Sodium Etidronate is a diphosphonate compound that inhibits bone resorption and mineralization. The drug has been reported to be highly effective for the palliation of painful bone metastasis from prostatic cancer. Fifty-seven patients were entered into a randomized, prospective, double-blind, placebo-controlled study of sodium Etidronate. All patients had hormone refractory metastatic prostatic cancer and bone pain requiring analgesics. No difference was seen in the symptomatic response rate or analgesic requirement between patients treated with sodium Etidronate and placebo. With the dose scheme used in this study sodium Etidronate was ineffective for palliation of bone pain from prostatic cancer.
Esophageal irritation due to alendronate sodium tablets: possible mechanisms
Dig Dis Sci 1998 Sep;43(9):1998-2002.PMID:9753265DOI:10.1023/a:1018894827961.

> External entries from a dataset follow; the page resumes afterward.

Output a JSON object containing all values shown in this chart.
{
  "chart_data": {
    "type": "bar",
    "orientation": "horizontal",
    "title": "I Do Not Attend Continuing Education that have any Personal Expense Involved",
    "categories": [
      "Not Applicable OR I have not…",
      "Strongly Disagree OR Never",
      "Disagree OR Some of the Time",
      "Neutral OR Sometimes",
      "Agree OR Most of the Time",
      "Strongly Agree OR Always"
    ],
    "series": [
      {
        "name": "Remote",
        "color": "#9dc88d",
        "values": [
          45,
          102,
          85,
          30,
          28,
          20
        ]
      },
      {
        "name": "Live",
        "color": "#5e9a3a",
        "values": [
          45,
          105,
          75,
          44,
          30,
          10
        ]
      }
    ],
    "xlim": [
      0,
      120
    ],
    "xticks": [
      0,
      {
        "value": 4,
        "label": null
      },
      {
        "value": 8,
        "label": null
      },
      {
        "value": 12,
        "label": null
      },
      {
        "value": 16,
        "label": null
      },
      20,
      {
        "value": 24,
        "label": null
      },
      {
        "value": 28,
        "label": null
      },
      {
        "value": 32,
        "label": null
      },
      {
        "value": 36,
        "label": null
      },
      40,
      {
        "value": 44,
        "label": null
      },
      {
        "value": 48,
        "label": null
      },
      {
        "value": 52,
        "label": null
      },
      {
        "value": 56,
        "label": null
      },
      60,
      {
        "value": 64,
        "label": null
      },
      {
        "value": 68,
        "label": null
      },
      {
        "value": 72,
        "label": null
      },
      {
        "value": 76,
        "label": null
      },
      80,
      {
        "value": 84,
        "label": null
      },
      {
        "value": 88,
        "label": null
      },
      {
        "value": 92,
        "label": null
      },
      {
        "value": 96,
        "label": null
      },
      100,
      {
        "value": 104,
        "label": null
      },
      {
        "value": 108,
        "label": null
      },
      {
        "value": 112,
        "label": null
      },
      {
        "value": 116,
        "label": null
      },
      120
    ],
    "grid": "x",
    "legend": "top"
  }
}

Animal studies were done using an in vivo dog model to examine the possible mechanism for the esophageal adverse events reported with alendronate sodium tablets. These studies showed that under low pH conditions alendronate sodium can cause esophageal irritation. No esophageal irritation occurred at pH 3.5 or higher where the drug exists primarily as the sodium salt. The animal studies also showed that alendronate sodium can exacerbate preexisting esophageal damage. Exposure of the esophageal mucosa for a prolonged period to alendronate sodium tablet can also cause mild esophageal irritation. These findings suggest that the esophageal irritation in patients taking Fosamax can be from prolonged contact with the tablet, reflux of acidic gastric contents with alendronate sodium, and exacerbation of preexisting esophageal damage. The findings also suggest that other bisphosphonates can cause esophageal injury under similar conditions.
Giant zirconium-bisphosphonate nano-ribbons and their liquid crystalline phase behaviour in water
Dalton Trans 2021 Jun 1;50(21):7314-7323.PMID:33955437DOI:10.1039/d1dt00736j.
In decimolar aqueous solutions, zirconium oxychloride octahydrate forms several micrometer long and approximately 15 nm wide thin ribbons through the reaction with excess amounts of the sodium salt of 1-hydroxyethane-1,1-diphosphonic acid (HEDP, known as etidronic acid). Primarily deduced from SAXS, TEM, EXAFS and solid-state NMR analyses, a consistent structural model enables congruous explanations for the colloidal behaviour of the purified ribbons as well as of their reaction products with ammonia and amines, respectively. Properties of the lyotropic, liquid crystalline phases are discussed in the light of potential applications in aqueous coatings.